Right, so what the conversation in the previous post reminded me (where I write of the Iranians trying to protect their ancient treasures from the American Empire's barbarian hordes*) was the time I went to the International Federation of Library Associations' 2002 conference. (I get to do the most interesting things in my work.)

This conference was being held in Glasgow, Scotland at the big conference centre which was quite a distance from the town centre's railway station, hotels, etc. So this meant that delegates had to take taxis into town and we often shared cabs.

One one occasion I happened to be sharing a cab with an Iraqi librarian and her political minder. (I assume she was a political minder, 'cause she wasn't a librarian).
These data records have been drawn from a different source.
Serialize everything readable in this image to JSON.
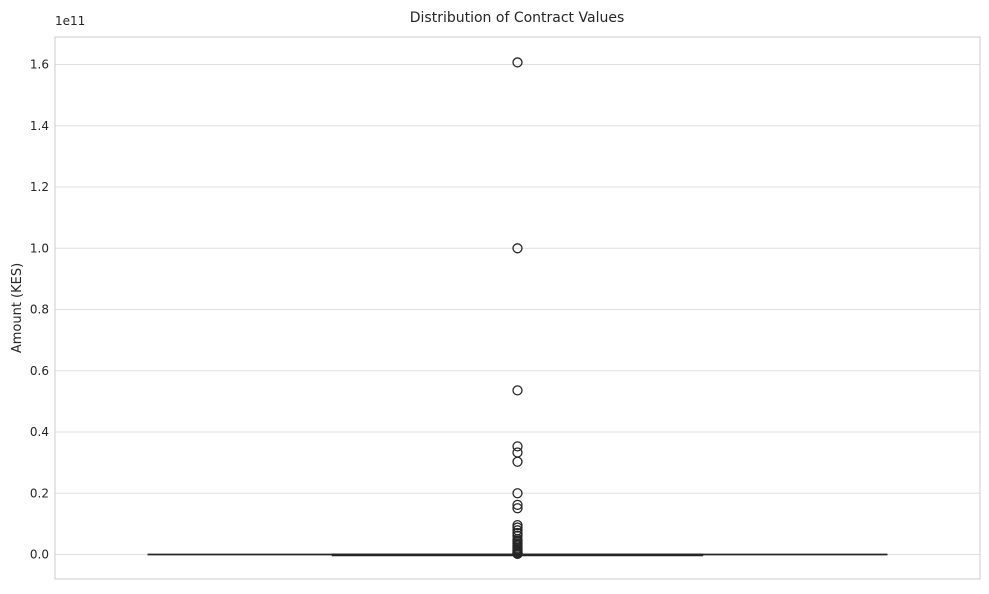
{
  "chart_data": {
    "type": "box",
    "title": "Distribution of Contract Values",
    "xlabel": "",
    "ylabel": "Amount (KES)",
    "y_offset_label": "1e11",
    "y_ticks": [
      0.0,
      0.2,
      0.4,
      0.6,
      0.8,
      1.0,
      1.2,
      1.4,
      1.6
    ],
    "y_tick_labels": [
      "0.0",
      "0.2",
      "0.4",
      "0.6",
      "0.8",
      "1.0",
      "1.2",
      "1.4",
      "1.6"
    ],
    "ylim": [
      -0.08,
      1.69
    ],
    "y_scale_factor": 100000000000.0,
    "grid": "horizontal",
    "box": {
      "q1": 0.0,
      "median": 0.0,
      "q3": 0.0,
      "whisker_low": 0.0,
      "whisker_high": 0.0
    },
    "outliers": [
      1.607,
      1.0,
      0.536,
      0.353,
      0.333,
      0.303,
      0.2,
      0.162,
      0.151,
      0.096,
      0.088,
      0.079,
      0.07,
      0.061,
      0.05,
      0.045,
      0.041,
      0.036,
      0.031,
      0.027,
      0.022,
      0.018,
      0.014,
      0.011,
      0.008,
      0.006,
      0.004,
      0.003,
      0.002
    ],
    "colors": {
      "box_line": "#262626",
      "grid": "#e0e0e0",
      "spine": "#cccccc",
      "outlier_edge": "#262626"
    }
  }
}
The Iraqi librarian seemed nice enough (and in fact the Minder was pleasant, too) and we began chatting on the ride back to town. Turns out the Iraqi Librarian worked in the big central library in Baghdad and she was in charge of ancient scrolls and documents. That's got to be a cool job on the librarian scale of coolness. Baghdad was a seat of ancient learning, so there are bound to be lots of important and neat scrolls and old documents to look after.
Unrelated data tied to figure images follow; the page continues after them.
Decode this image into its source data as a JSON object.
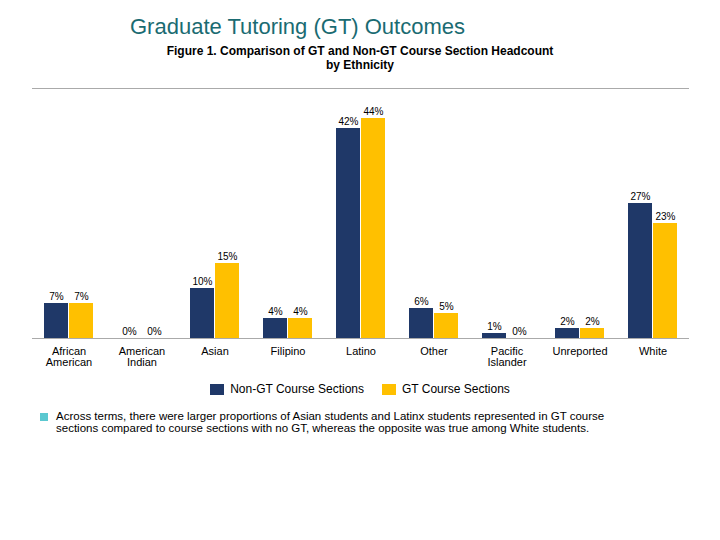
{
  "chart_data": {
    "type": "bar",
    "title": "Graduate Tutoring (GT) Outcomes",
    "subtitle": "Figure 1. Comparison of GT and Non-GT Course Section Headcount\nby Ethnicity",
    "categories": [
      "African\nAmerican",
      "American\nIndian",
      "Asian",
      "Filipino",
      "Latino",
      "Other",
      "Pacific\nIslander",
      "Unreported",
      "White"
    ],
    "series": [
      {
        "name": "Non-GT Course Sections",
        "color": "#1F3868",
        "values": [
          7,
          0,
          10,
          4,
          42,
          6,
          1,
          2,
          27
        ],
        "value_labels": [
          "7%",
          "0%",
          "10%",
          "4%",
          "42%",
          "6%",
          "1%",
          "2%",
          "27%"
        ]
      },
      {
        "name": "GT Course Sections",
        "color": "#FFC000",
        "values": [
          7,
          0,
          15,
          4,
          44,
          5,
          0,
          2,
          23
        ],
        "value_labels": [
          "7%",
          "0%",
          "15%",
          "4%",
          "44%",
          "5%",
          "0%",
          "2%",
          "23%"
        ]
      }
    ],
    "ylim": [
      0,
      50
    ],
    "grid": false,
    "legend": "bottom",
    "data_labels": true,
    "tick_labels": "x",
    "annotation": "Across terms, there were larger proportions of Asian students and Latinx students represented in GT course\nsections compared to course sections with no GT, whereas the opposite was true among White students."
  }
}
Well, this was during the summer that George W Bush's War on Iraq plans were starting to become clear and invasion certainly looked highly likely, if not inevitable, and I am surely the mistress of the inappropriate comment:

Me: So your document storage must be pretty secure.
Iraqi Libarian: Oh, yes (Minder looks a bit nervous) it is good storage for documents.
Me: And are you taking any special precautions? (Minder begins to look quite nervous.)
IL: What do you mean, special precautions?
Me: Umm, you know, uh, in case anything bad happens, uh…
IL: Bad?

Then the Minder and the Librarian switch to Arabic for a few moments, and when they switch back to English they've clearly decided to change the subject and ask me what I was doing at the conference. Then they ask: Are you Scottish?
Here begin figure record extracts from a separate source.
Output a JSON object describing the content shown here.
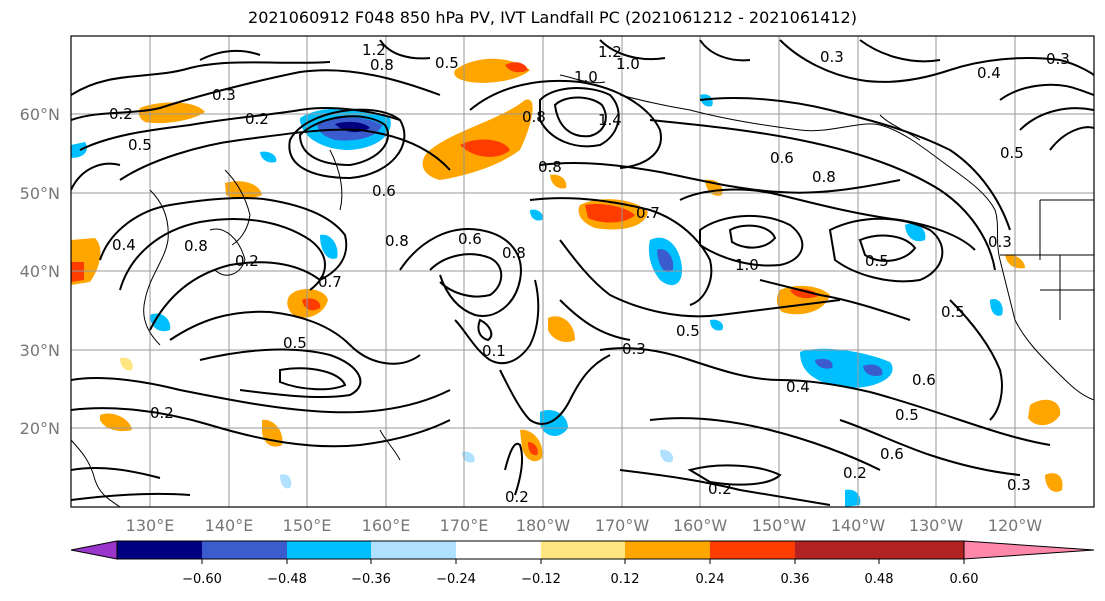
{
  "title": "2021060912 F048 850 hPa PV, IVT Landfall PC (2021061212 - 2021061412)",
  "lat_labels": [
    "60°N",
    "50°N",
    "40°N",
    "30°N",
    "20°N"
  ],
  "lon_labels": [
    "130°E",
    "140°E",
    "150°E",
    "160°E",
    "170°E",
    "180°W",
    "170°W",
    "160°W",
    "150°W",
    "140°W",
    "130°W",
    "120°W"
  ],
  "colorbar": {
    "ticks": [
      "−0.60",
      "−0.48",
      "−0.36",
      "−0.24",
      "−0.12",
      "0.12",
      "0.24",
      "0.36",
      "0.48",
      "0.60"
    ],
    "colors": [
      "#9a36cc",
      "#000080",
      "#3a5ccc",
      "#00bfff",
      "#b0e2ff",
      "#ffffff",
      "#ffe680",
      "#ffa500",
      "#ff3c00",
      "#b22222",
      "#ff88aa"
    ]
  },
  "contour_labels": [
    "0.2",
    "0.3",
    "0.2",
    "0.5",
    "1.2",
    "0.8",
    "0.5",
    "1.2",
    "1.0",
    "1.0",
    "0.8",
    "1.4",
    "0.3",
    "0.4",
    "0.3",
    "0.6",
    "0.8",
    "0.8",
    "0.7",
    "0.6",
    "0.8",
    "0.2",
    "0.7",
    "0.8",
    "1.0",
    "0.5",
    "0.5",
    "0.1",
    "0.3",
    "0.5",
    "0.2",
    "0.4",
    "0.5",
    "0.6",
    "0.6",
    "0.2",
    "0.2",
    "0.3",
    "0.5",
    "0.3",
    "0.5",
    "0.6",
    "0.8",
    "0.4",
    "0.2"
  ]
}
Well the taxi driver starts to get nervous then. He's been listening to the whole thing, and he darn well knows I'm American, and he's afraid of having an international incident right there in his cab.

Me: Am I Scottish, no, I live in London.

The cabbie lets out an audible sigh of relief, they seem to accept my answer, and then the cab ride's over. I feel bad about kind of teasing them, with the Librarian so clueless about what's about to happen to her city and her library and her collection of ancient scrolls, so I (on expenses) pay the whole fare, despite their protests. But of course, now I wish I had let them pay, so for the rest of my life I could say that I got a free ride from Saddam Hussein.

*sarcasm

2 comments:

Anonymous said...

>>with the Librarian so clueless about what's about to happen to her city and her library and her collection of ancient scrolls...<<

And her job. I wonder if she's still alive and if so does she have her job again?

Re Dubya's plan to be a secosernd Alexander; I read a few weeks ago in The Spectator a journo pouring scorn on rumours of any attack on Iran. I had just a few minutes previously been reading The American Conservative, Pat Buchanan's organ, which seems to have an inside line to the Pentagon, where there was an article all about the planned attack in spring 2006 and how Pentagon generals weren't happy but didn't dare object. I emailed the Spectator to put them straight.

Vol-in-Law said...

"secosernd" - an ancient Persian word meaning "later and not as good", and definitely not a spelling error, oh no.